If you decide to approach the hike south to north, the traditional starting point is Springer Mountain, Georgia. The closest airport is Atlanta (ATL). For southbound hikers, the journey to Mount Katahdin can begin by flying into Bangor (BGR), Maine, and then making your way the starting point via shuttle or car service.
Guides we recommend
Wandering Boots Adventure ToursWandering Boots Adventure Tours
Smoky Mountain GuidesSmoky Mountain Guides
Before you go, you have to decide how to go
While the numbers alone may seem daunting, they don’t need to. Planning for this trip is akin to the hike itself — slow and steady, go at your own pace. It’s not a race after all. While the number of people who thru-hike the trail is much smaller than those who set out, a lot of hikers enjoy the AT in sections, which makes for a very attractive option if you don’t do it all in one go.
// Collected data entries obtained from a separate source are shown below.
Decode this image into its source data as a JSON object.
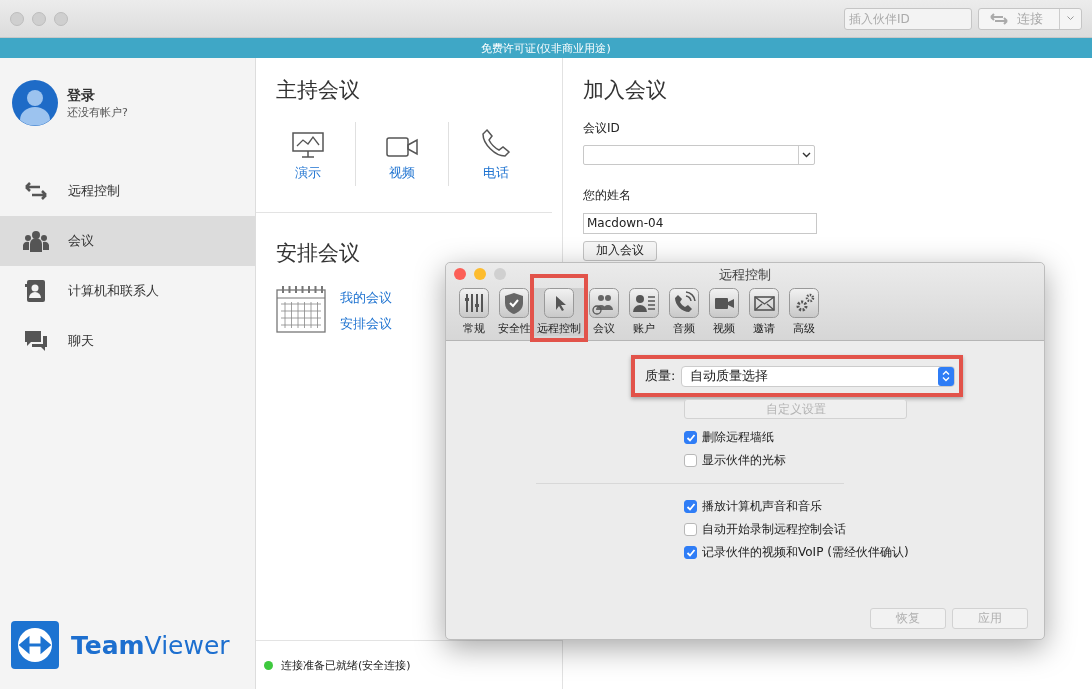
{
  "toolbar": {
    "partner_id": {
      "placeholder": "插入伙伴ID"
    },
    "connect_button": {
      "label": "连接",
      "disabled": true
    }
  },
  "banner": "免费许可证(仅非商业用途)",
  "profile": {
    "name": "登录",
    "subtitle": "还没有帐户?"
  },
  "nav": [
    {
      "label": "远程控制",
      "selected": false
    },
    {
      "label": "会议",
      "selected": true
    },
    {
      "label": "计算机和联系人",
      "selected": false
    },
    {
      "label": "聊天",
      "selected": false
    }
  ],
  "logo": "**Team**Viewer",
  "host": {
    "title": "主持会议",
    "actions": [
      "演示",
      "视频",
      "电话"
    ]
  },
  "schedule": {
    "title": "安排会议",
    "links": [
      "我的会议",
      "安排会议"
    ]
  },
  "status": {
    "text": "连接准备已就绪(安全连接)",
    "color": "#3ec93e"
  },
  "join": {
    "title": "加入会议",
    "id_label": "会议ID",
    "name_label": "您的姓名",
    "name_value": "Macdown-04",
    "button": "加入会议"
  },
  "dialog": {
    "title": "远程控制",
    "tabs": [
      {
        "label": "常规",
        "selected": false
      },
      {
        "label": "安全性",
        "selected": false
      },
      {
        "label": "远程控制",
        "selected": true
      },
      {
        "label": "会议",
        "selected": false
      },
      {
        "label": "账户",
        "selected": false
      },
      {
        "label": "音频",
        "selected": false
      },
      {
        "label": "视频",
        "selected": false
      },
      {
        "label": "邀请",
        "selected": false
      },
      {
        "label": "高级",
        "selected": false
      }
    ],
    "quality": {
      "label": "质量:",
      "value": "自动质量选择"
    },
    "custom_button": {
      "label": "自定义设置",
      "disabled": true
    },
    "options_1": [
      {
        "label": "删除远程墙纸",
        "checked": true
      },
      {
        "label": "显示伙伴的光标",
        "checked": false
      }
    ],
    "options_2": [
      {
        "label": "播放计算机声音和音乐",
        "checked": true
      },
      {
        "label": "自动开始录制远程控制会话",
        "checked": false
      },
      {
        "label": "记录伙伴的视频和VoIP (需经伙伴确认)",
        "checked": true
      }
    ],
    "buttons": [
      {
        "label": "恢复",
        "disabled": true
      },
      {
        "label": "应用",
        "disabled": true
      }
    ]
  }
}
For thru-hikers, the very first consideration is whether you want to hike the trail northbound (NOBO), or southbound (SOBO). Each has its merits. For example, do you want a chillier New England spring or a warm Georgia one? There’s lots to consider, but thankfully, there’s a ton of resources out there to help you get on your way. Regardless of how you proceed, make sure to Leave No Trace and have good Trail Karma.
Who should hike the Appalachian Trail?
The camaraderie, trail magic, and the sheer number of hikers all make the trail accessible for just about anyone. People of all ages, from 5 to 86 have hiked the trail. Doing a thru-hike, though, requires a great sense of your own physical capabilities and mental stamina. Most people who stop on the trail do so because of injury, as people often set unrealistic paces and their bodies can’t keep up. For those who have successfully thru-hiked, you’ll find that they were all patient and didn’t really push themselves until they’d found their trail-legs. Take your time, set realistic goals and manageable expectations.